Те, впрочем, и, не подумав оскорбиться или еще как-то отреагировать, ни слова не говоря, вышли, держа в руках как драгоценность баул с бумагами. Быстро забравшись в сани, они устроились поудобнее, после чего один из них жалобным голосом сказал:
— Мы готовы.
— Тогда трогай, — крикнул офицер возчику, и их маленький обоз, сопровождаемый охраной, двинулся в путь.
— Может, надо было засвидетельствовать свое почтение его высочеству? — тишком спросил Моше у своего старшего товарища.
— А может, ты заткнешься и хоть раз сделаешь так, как тебе сказали умные люди? — вопросом на вопрос ответил Хайм.
— Что вы там бурчите? — насмешливо осведомился есаул.
— Ваше высокородие, — обратился к нему старший из поставщиков и для подобострастия даже снял шапку. — Не скажете ли нам, отчего ночью был такой шум?
— Да амбар на окраине сгорел. Видать, там какие-то бродяги прятались, да сами себя и подпалили сдуру!
— Что вы говорите! — покачал головой коммерсант. — Как страшно иногда жить…
Тяжелые веки открылись с таким трудом, как будто были по меньшей мере свинцовыми. В глаза тут же ворвался столь яркий свет, что их поневоле пришлось прикрыть. Однако это мимолетное движение не осталось не замеченным, и совсем рядом раздался смутно знакомый голос:
— Раненый очнулся, позовите скорее доктора!
На зов довольно скоро пришел младший ординатор, а затем вслед за ним появился и Гиршовский.
— Нуте-с, как ты себя чувствуешь, братец? — спросил младший врач, осматривая Будищева.
— Надо бы лучше, но некуда, — еле ворочая языком, ответил Дмитрий.
— О! Уже пытаешься шутить? Прелестно, стало быть, идешь на поправку.
— Боюсь, дорогой коллега, что этот пациент будет ерничать и на смертном одре, — добродушно усмехнулся главврач. — Хотя, пожалуй, в данном случае вы совершенно правы. Кризис миновал и можно надеяться на лучшее.
Закончив осмотр, они ушли, оставив раненого одного. Ужасно хотелось пить, но не было сил позвать сестру или санитара.
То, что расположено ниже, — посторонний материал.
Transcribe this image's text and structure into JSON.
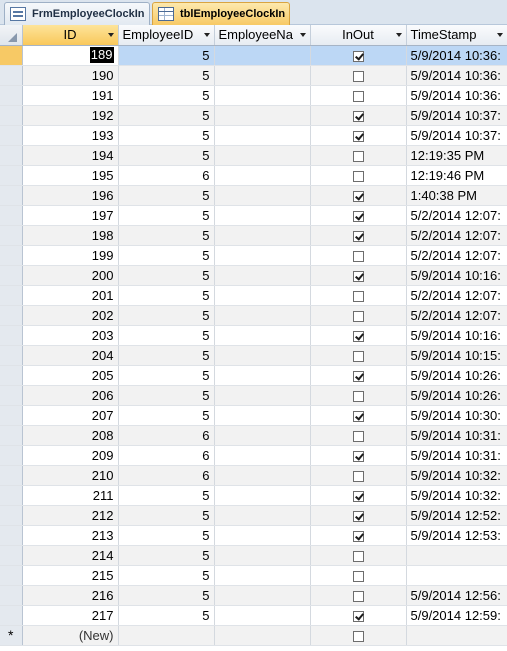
{
  "tabs": [
    {
      "label": "FrmEmployeeClockIn",
      "icon": "form-icon",
      "active": false
    },
    {
      "label": "tblEmployeeClockIn",
      "icon": "table-icon",
      "active": true
    }
  ],
  "columns": {
    "id": "ID",
    "employee_id": "EmployeeID",
    "employee_name": "EmployeeNa",
    "in_out": "InOut",
    "timestamp": "TimeStamp"
  },
  "rows": [
    {
      "id": "189",
      "employee_id": "5",
      "employee_name": "",
      "in_out": true,
      "timestamp": "5/9/2014 10:36:"
    },
    {
      "id": "190",
      "employee_id": "5",
      "employee_name": "",
      "in_out": false,
      "timestamp": "5/9/2014 10:36:"
    },
    {
      "id": "191",
      "employee_id": "5",
      "employee_name": "",
      "in_out": false,
      "timestamp": "5/9/2014 10:36:"
    },
    {
      "id": "192",
      "employee_id": "5",
      "employee_name": "",
      "in_out": true,
      "timestamp": "5/9/2014 10:37:"
    },
    {
      "id": "193",
      "employee_id": "5",
      "employee_name": "",
      "in_out": true,
      "timestamp": "5/9/2014 10:37:"
    },
    {
      "id": "194",
      "employee_id": "5",
      "employee_name": "",
      "in_out": false,
      "timestamp": "12:19:35 PM"
    },
    {
      "id": "195",
      "employee_id": "6",
      "employee_name": "",
      "in_out": false,
      "timestamp": "12:19:46 PM"
    },
    {
      "id": "196",
      "employee_id": "5",
      "employee_name": "",
      "in_out": true,
      "timestamp": "1:40:38 PM"
    },
    {
      "id": "197",
      "employee_id": "5",
      "employee_name": "",
      "in_out": true,
      "timestamp": "5/2/2014 12:07:"
    },
    {
      "id": "198",
      "employee_id": "5",
      "employee_name": "",
      "in_out": true,
      "timestamp": "5/2/2014 12:07:"
    },
    {
      "id": "199",
      "employee_id": "5",
      "employee_name": "",
      "in_out": false,
      "timestamp": "5/2/2014 12:07:"
    },
    {
      "id": "200",
      "employee_id": "5",
      "employee_name": "",
      "in_out": true,
      "timestamp": "5/9/2014 10:16:"
    },
    {
      "id": "201",
      "employee_id": "5",
      "employee_name": "",
      "in_out": false,
      "timestamp": "5/2/2014 12:07:"
    },
    {
      "id": "202",
      "employee_id": "5",
      "employee_name": "",
      "in_out": false,
      "timestamp": "5/2/2014 12:07:"
    },
    {
      "id": "203",
      "employee_id": "5",
      "employee_name": "",
      "in_out": true,
      "timestamp": "5/9/2014 10:16:"
    },
    {
      "id": "204",
      "employee_id": "5",
      "employee_name": "",
      "in_out": false,
      "timestamp": "5/9/2014 10:15:"
    },
    {
      "id": "205",
      "employee_id": "5",
      "employee_name": "",
      "in_out": true,
      "timestamp": "5/9/2014 10:26:"
    },
    {
      "id": "206",
      "employee_id": "5",
      "employee_name": "",
      "in_out": false,
      "timestamp": "5/9/2014 10:26:"
    },
    {
      "id": "207",
      "employee_id": "5",
      "employee_name": "",
      "in_out": true,
      "timestamp": "5/9/2014 10:30:"
    },
    {
      "id": "208",
      "employee_id": "6",
      "employee_name": "",
      "in_out": false,
      "timestamp": "5/9/2014 10:31:"
    },
    {
      "id": "209",
      "employee_id": "6",
      "employee_name": "",
      "in_out": true,
      "timestamp": "5/9/2014 10:31:"
    },
    {
      "id": "210",
      "employee_id": "6",
      "employee_name": "",
      "in_out": false,
      "timestamp": "5/9/2014 10:32:"
    },
    {
      "id": "211",
      "employee_id": "5",
      "employee_name": "",
      "in_out": true,
      "timestamp": "5/9/2014 10:32:"
    },
    {
      "id": "212",
      "employee_id": "5",
      "employee_name": "",
      "in_out": true,
      "timestamp": "5/9/2014 12:52:"
    },
    {
      "id": "213",
      "employee_id": "5",
      "employee_name": "",
      "in_out": true,
      "timestamp": "5/9/2014 12:53:"
    },
    {
      "id": "214",
      "employee_id": "5",
      "employee_name": "",
      "in_out": false,
      "timestamp": ""
    },
    {
      "id": "215",
      "employee_id": "5",
      "employee_name": "",
      "in_out": false,
      "timestamp": ""
    },
    {
      "id": "216",
      "employee_id": "5",
      "employee_name": "",
      "in_out": false,
      "timestamp": "5/9/2014 12:56:"
    },
    {
      "id": "217",
      "employee_id": "5",
      "employee_name": "",
      "in_out": true,
      "timestamp": "5/9/2014 12:59:"
    }
  ],
  "new_row": {
    "marker": "*",
    "id_label": "(New)",
    "in_out": false
  },
  "colors": {
    "selected_row": "#bcd7f5",
    "active_tab": "#f7c965",
    "alt_row": "#f2f2f2"
  }
}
Оставалось только ждать, пока кто-нибудь обратит внимание на его бедственное положение. Через некоторое время, показавшееся ему вечностью, рядом раздались легкие шаги, и Будищев попытался попросить воды, но не смог. И тут случилось чудо, в пересохшие губы ткнулся носик поильника, и из него полилась живительная влага. Никогда, ни до, ни после, не приходилось Дмитрию пить ничего вкуснее, чем эта теплая, противная после кипячения вода, поданная ему сестрой милосердия. С каждой каплей ему становилось легче, и под конец он таки смог еще раз открыть глаза и увидеть лицо Геси. В этот момент и без того симпатичная девушка показалась ему воплощением женской красоты и всех мыслимых достоинств.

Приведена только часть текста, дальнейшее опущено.